Yerkürede yeni bir isyan dalgası esiyor. Güney Amerika ülkelerinden, Ortadoğu’ya, Afrika’dan Asya’ya halklar çeşitli gerekçelerle sokaklara çıkıyor, kendilerine reva görülen yaşamı öfkeyle protesto ediyorlar.

Yaşanan isyan dalgası kapitalist emperyalist merkezlerde de etkisini gösteriyor. Örneğin Fransa’da yapılan genel grev, son çeyrek asırdır yapılan eylemlerin en kitleseli olarak kayda geçti. İşçi sınıfı ve emekçiler sadece kapitalist sistemin çarklarını işlemez hale getirmiyor.
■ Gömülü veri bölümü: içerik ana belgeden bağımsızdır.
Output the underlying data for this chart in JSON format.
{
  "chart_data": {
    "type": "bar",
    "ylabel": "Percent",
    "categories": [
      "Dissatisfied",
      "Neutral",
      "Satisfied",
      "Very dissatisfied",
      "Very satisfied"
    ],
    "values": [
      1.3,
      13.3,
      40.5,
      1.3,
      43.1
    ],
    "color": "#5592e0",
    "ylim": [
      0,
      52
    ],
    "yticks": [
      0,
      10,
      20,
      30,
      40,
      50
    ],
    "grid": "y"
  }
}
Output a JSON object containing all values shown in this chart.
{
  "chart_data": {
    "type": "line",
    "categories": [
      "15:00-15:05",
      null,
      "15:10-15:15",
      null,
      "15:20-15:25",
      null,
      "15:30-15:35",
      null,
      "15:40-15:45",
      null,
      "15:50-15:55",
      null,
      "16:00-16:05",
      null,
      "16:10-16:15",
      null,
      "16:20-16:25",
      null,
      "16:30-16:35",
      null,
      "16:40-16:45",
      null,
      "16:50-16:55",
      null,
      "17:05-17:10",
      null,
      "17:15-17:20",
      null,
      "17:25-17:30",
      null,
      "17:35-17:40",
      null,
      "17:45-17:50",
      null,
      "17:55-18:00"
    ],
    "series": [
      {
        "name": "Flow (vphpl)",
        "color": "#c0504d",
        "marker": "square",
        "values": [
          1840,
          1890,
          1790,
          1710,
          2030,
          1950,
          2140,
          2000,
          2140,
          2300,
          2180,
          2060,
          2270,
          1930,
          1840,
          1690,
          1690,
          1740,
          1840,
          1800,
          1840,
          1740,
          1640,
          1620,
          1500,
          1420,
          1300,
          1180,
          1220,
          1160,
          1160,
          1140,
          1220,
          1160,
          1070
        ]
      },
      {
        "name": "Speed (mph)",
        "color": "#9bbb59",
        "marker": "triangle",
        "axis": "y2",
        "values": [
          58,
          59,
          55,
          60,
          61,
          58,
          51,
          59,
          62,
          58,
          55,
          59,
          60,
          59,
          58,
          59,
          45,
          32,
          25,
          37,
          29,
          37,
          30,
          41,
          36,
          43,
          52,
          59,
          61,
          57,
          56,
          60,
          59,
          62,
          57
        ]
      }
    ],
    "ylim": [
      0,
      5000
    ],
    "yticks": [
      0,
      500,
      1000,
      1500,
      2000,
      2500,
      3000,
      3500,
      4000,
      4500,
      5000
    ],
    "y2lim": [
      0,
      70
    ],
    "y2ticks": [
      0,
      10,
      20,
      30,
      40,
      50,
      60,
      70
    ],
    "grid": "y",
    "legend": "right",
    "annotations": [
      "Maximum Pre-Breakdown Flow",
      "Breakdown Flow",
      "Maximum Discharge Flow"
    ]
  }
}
Ayrıca yer yer sokaklarda kolluk güçleriyle çatışarak, eylemlerini bir üst aşamaya sıçratıyor.

Eylem ve isyanların ortak özellikleri, halkların kendilerine sunulan yaşamı kabul etmemesi, yönetenlerin yolsuzluk, hırsızlık, aşırı vergilerine karşı tepki göstermeleri, işsizliğe ve yoksulluğa karşı isyan etmeleri olarak özetlenebilir. Ancak dünya çapında halk kitlelerinin hareketliliği sadece bu nedenlerle yaşanmıyor.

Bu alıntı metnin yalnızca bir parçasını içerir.